Putting your baby to bed: new recommendations for reducing sudden infant death syndrome (SIDS)
Sudden infant death syndrome, or SIDS, has been recognized for hundreds, if not thousands of years. It is the leading cause of death for children between the ages of 28 days and 1 year. These tragedies happen when an apparently normal infant, generally two to three months of age, is put to bed, only to be found sometime later limp, not breathing, and to have no beating of his heart. Many times these infants are rushed to the hospital, where the doctors try to revive them. Most of the time we are unsuccessful. Or, if we do manage to get some return of heart rate, these unfortunate babies typically die several hours or a day or so later. I have been involved in dozens of cases like this during my career.
No one knows what causes the tragedy of SIDS. We do know that some children are at a higher risk than others. Known risk factors include these, among others:
- Being born prematurely or at a low birth weight
- Sleeping position
- Poor prenatal care for the mother
- Exposure to tobacco smoke
- Having a sibling or cousin die from SIDS
A good way to think of how these risk factors interact, called the “triple risk factor theory,” is shown in this diagram:
The idea is as follows. There is a critical time in early brain development when an infant’s brain learns how to regulate his breathing reflexes. When, during that critical time, an infant predisposed to get SIDS (such as from a family history of it), finds himself in an environment that affects breathing (such as tobacco smoke), the chances of getting it go up.
A large campaign begun in 1994, called “back to sleep,” has focused on the second of these SIDS risk factors in the list, sleeping position. There is an association between a baby sleeping prone — on his stomach — and SIDS. So we’ve stressed putting a baby to sleep on his back. And, probably because of this program, SIDS deaths have gone down, as shown in this graph. Although it’s an old statistical principle that correlation doesn’t prove causation, you can see that overall changes in infant sleep position and a reduction in SIDS cases correlate quite well.
So you can see we’ve made real progress in reducing SIDS. In 1990, before the “back to sleep” program, SIDS deaths were 126 infants per 100,000 births, or between 1 and 2 infants per thousand babies; only six years later the rate was half that. The graph below, however, shows that this positive trend has leveled off since then.
(Look at the middle line, the diamonds : the squares are unknown or otherwise mysterious deaths, and the top line, the triangles, are the two added together.)
One reason for this leveling off may be that, since 2001, the number of parents who put their infant to bed on his stomach has not changed — a recent survey indicated that about a quarter still do this, a number that has been unchanged over the past decade.
Looking at the data, the American Academy of Pediatrics recognized that, although a supine (on your back) sleeping position is important for reducing the risk of SIDS, there are other aspects of sleep position that also likely play a role in SIDS. This has led to a new set of recommendations for infant sleeping position. These include:
- Infants should be placed for sleep in a nonprone position. Supine (entirely on the back) confers the lowest risk for SIDS and is preferred. However, while side sleeping is not as safe as supine, it also has a significantly lower risk for SIDS than prone. If the side position is used, caretakers should be advised to bring the infant’s lower arm forward to lessen the likelihood of the infant rolling to the prone position.

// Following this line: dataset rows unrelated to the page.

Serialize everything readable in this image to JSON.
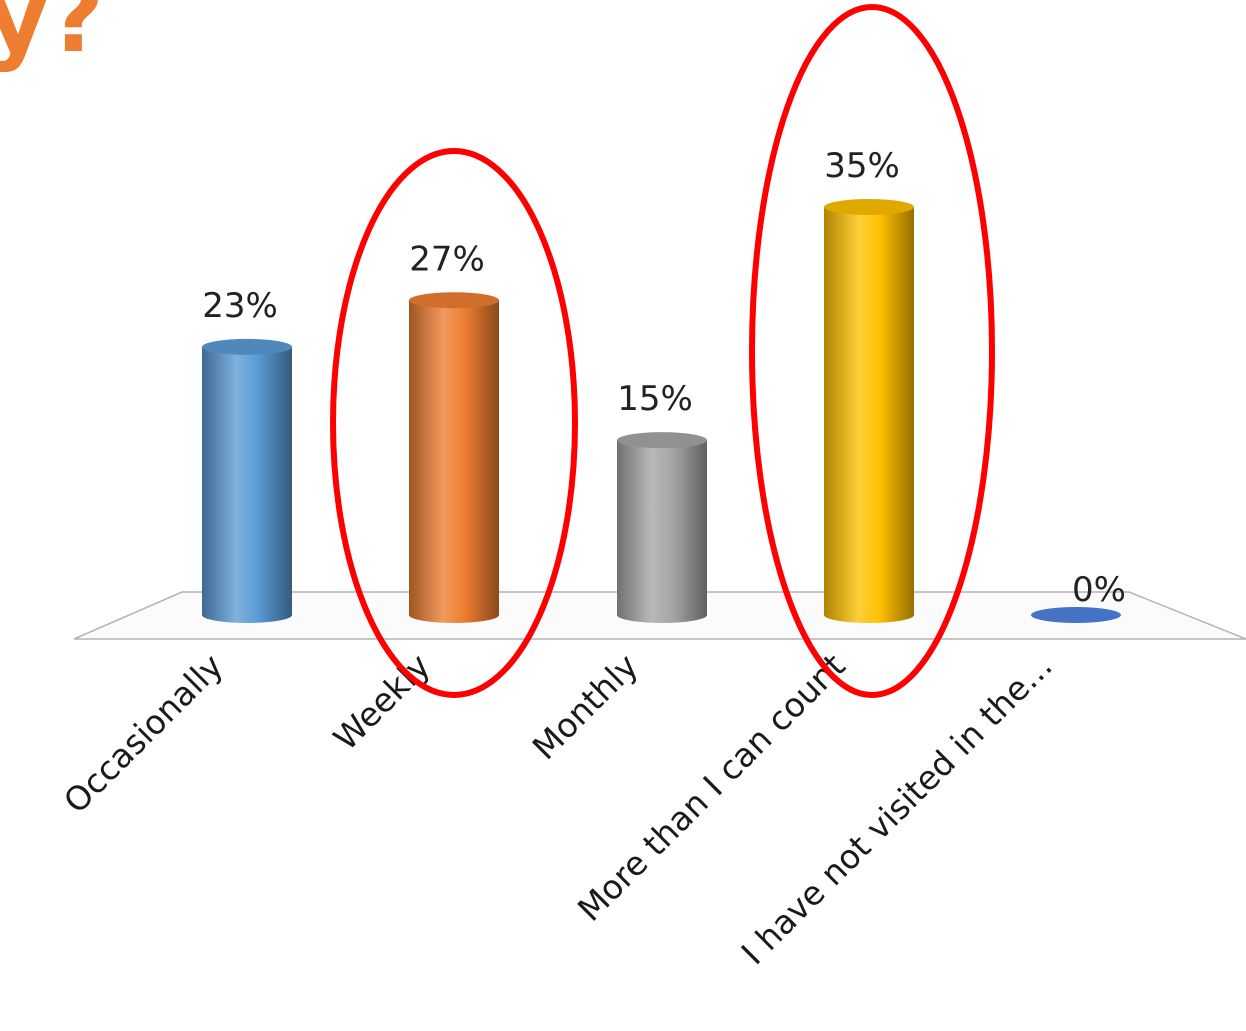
{
  "page": {
    "title_fragment": "y?"
  },
  "chart_data": {
    "type": "bar",
    "style": "3d-cylinder",
    "categories": [
      "Occasionally",
      "Weekly",
      "Monthly",
      "More than I can count",
      "I have not visited in the..."
    ],
    "values": [
      23,
      27,
      15,
      35,
      0
    ],
    "value_labels": [
      "23%",
      "27%",
      "15%",
      "35%",
      "0%"
    ],
    "unit": "%",
    "ylim": [
      0,
      35
    ],
    "grid": false,
    "legend": "none",
    "colors": [
      "#5b9bd5",
      "#ed7d31",
      "#a5a5a5",
      "#ffc000",
      "#4472c4"
    ],
    "highlight": {
      "shape": "ellipse",
      "color": "#ff0000",
      "categories": [
        "Weekly",
        "More than I can count"
      ]
    }
  }
}
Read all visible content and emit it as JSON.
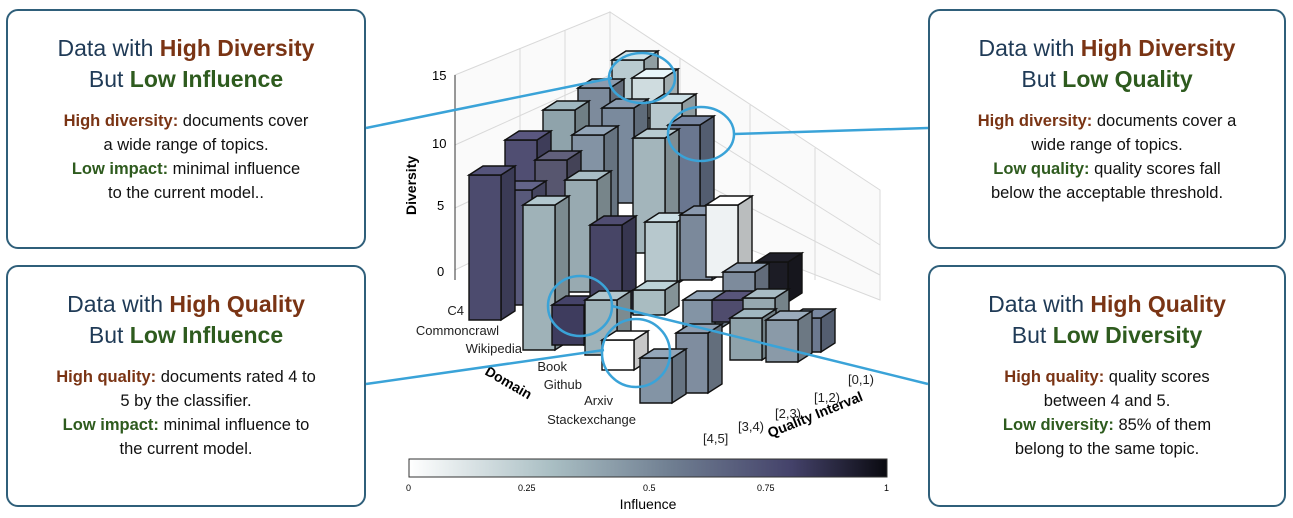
{
  "cards": {
    "top_left": {
      "title_prefix": "Data with ",
      "title_highlight1": "High Diversity",
      "title_mid": "But ",
      "title_highlight2": "Low Influence",
      "line1_key": "High diversity:",
      "line1_text": " documents cover",
      "line2_text": "a wide range of topics.",
      "line3_key": "Low impact:",
      "line3_text": " minimal influence",
      "line4_text": "to the current model.."
    },
    "bottom_left": {
      "title_prefix": "Data with ",
      "title_highlight1": "High Quality",
      "title_mid": "But ",
      "title_highlight2": "Low Influence",
      "line1_key": "High quality:",
      "line1_text": " documents rated 4 to",
      "line2_text": "5 by the classifier.",
      "line3_key": "Low impact:",
      "line3_text": " minimal influence to",
      "line4_text": "the current model."
    },
    "top_right": {
      "title_prefix": "Data with ",
      "title_highlight1": "High Diversity",
      "title_mid": "But ",
      "title_highlight2": "Low Quality",
      "line1_key": "High diversity:",
      "line1_text": " documents cover a",
      "line2_text": "wide range of topics.",
      "line3_key": "Low quality:",
      "line3_text": " quality scores fall",
      "line4_text": "below the acceptable threshold."
    },
    "bottom_right": {
      "title_prefix": "Data with ",
      "title_highlight1": "High Quality",
      "title_mid": "But ",
      "title_highlight2": "Low Diversity",
      "line1_key": "High quality:",
      "line1_text": " quality scores",
      "line2_text": "between 4 and 5.",
      "line3_key": "Low diversity:",
      "line3_text": " 85% of them",
      "line4_text": "belong to the same topic."
    }
  },
  "chart": {
    "z_label": "Diversity",
    "z_ticks": [
      "15",
      "10",
      "5",
      "0"
    ],
    "domain_label": "Domain",
    "domains": [
      "C4",
      "Commoncrawl",
      "Wikipedia",
      "Book",
      "Github",
      "Arxiv",
      "Stackexchange"
    ],
    "quality_label": "Quality Interval",
    "quality_ticks": [
      "[0,1)",
      "[1,2)",
      "[2,3)",
      "[3,4)",
      "[4,5]"
    ],
    "colorbar_label": "Influence",
    "colorbar_ticks": [
      "0",
      "0.25",
      "0.5",
      "0.75",
      "1"
    ],
    "colors": {
      "low": "#ffffff",
      "mid": "#8fa3ab",
      "high": "#111118",
      "callout": "#3aa3d8"
    }
  }
}
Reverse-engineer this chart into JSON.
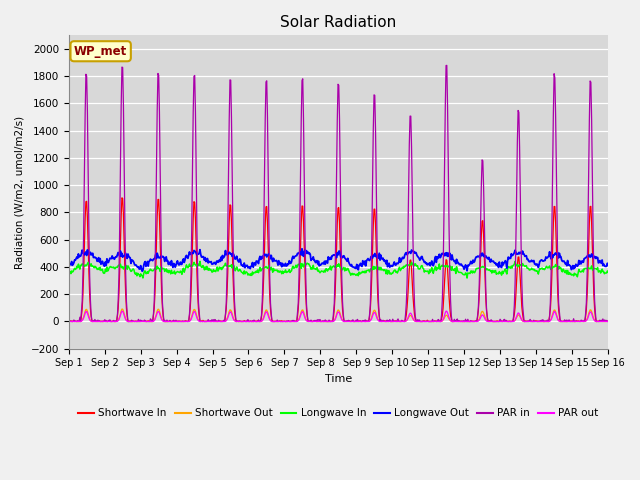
{
  "title": "Solar Radiation",
  "xlabel": "Time",
  "ylabel": "Radiation (W/m2, umol/m2/s)",
  "ylim": [
    -200,
    2100
  ],
  "yticks": [
    -200,
    0,
    200,
    400,
    600,
    800,
    1000,
    1200,
    1400,
    1600,
    1800,
    2000
  ],
  "label_text": "WP_met",
  "fig_size": [
    6.4,
    4.8
  ],
  "dpi": 100,
  "bg_color": "#d8d8d8",
  "plot_bg_color": "#d8d8d8",
  "grid_color": "#ffffff",
  "n_days": 15,
  "sw_in_peaks": [
    900,
    920,
    910,
    890,
    870,
    860,
    860,
    850,
    840,
    460,
    460,
    750,
    480,
    860,
    860
  ],
  "par_in_peaks": [
    1850,
    1900,
    1860,
    1840,
    1800,
    1800,
    1800,
    1770,
    1700,
    1550,
    1910,
    1200,
    1570,
    1840,
    1800
  ],
  "legend": [
    {
      "label": "Shortwave In",
      "color": "red"
    },
    {
      "label": "Shortwave Out",
      "color": "orange"
    },
    {
      "label": "Longwave In",
      "color": "lime"
    },
    {
      "label": "Longwave Out",
      "color": "blue"
    },
    {
      "label": "PAR in",
      "color": "#aa00aa"
    },
    {
      "label": "PAR out",
      "color": "magenta"
    }
  ]
}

- A crib that conforms to the safety standards of the Consumer Product Safety Commission is a desirable sleeping environment for infants. Although many cradles and bassinets also may provide safe sleeping enclosures, safety standards have not been established for these items. Sleep surfaces designed for adults may have the risk of entrapment between the mattress and the structure of the bed (for example, the headboard, foot board, side rails, and frame), the wall, or adjacent furniture, as well as between railings in the headboard or foot board.
- Infants should not be put to sleep on waterbeds, sofas, soft mattresses, or other soft surfaces.
- Avoid soft materials in the infant’s sleeping environment. These include such things as pillows, quilts, comforters, or sheepskins under the infant. Soft objects, such as pillows, quilts, comforters, sheepskins, stuffed toys, and other gas-trapping objects should be kept out of an infant’s sleeping environment. Also, loose bedding, such as blankets and sheets, may be hazardous.
- Overheating should be avoided. The infant should be lightly clothed for sleep, and the bedroom temperature should be kept comfortable for a lightly clothed adult. Over-bundling should be avoided, and the infant should not feel hot to the touch.
You can read more about the details, as well as about the rationale, the background science, for these new recommendations here.
There are some potential problems with back sleeping. One of them is getting a flat spot on the back of the infant’s head. This happens because an infant’s skull is so soft; if the back of the skull is always on a flat surface, it can make a dent there. There are various ways to prevent this, one of which is supervised “tummy time” for your infant.
When is it safe to let your child sleep on his tummy? A good, and quite sensible, rule of thumb is that when your child is able to roll back to front it is fine to let him end up in whatever position he likes best.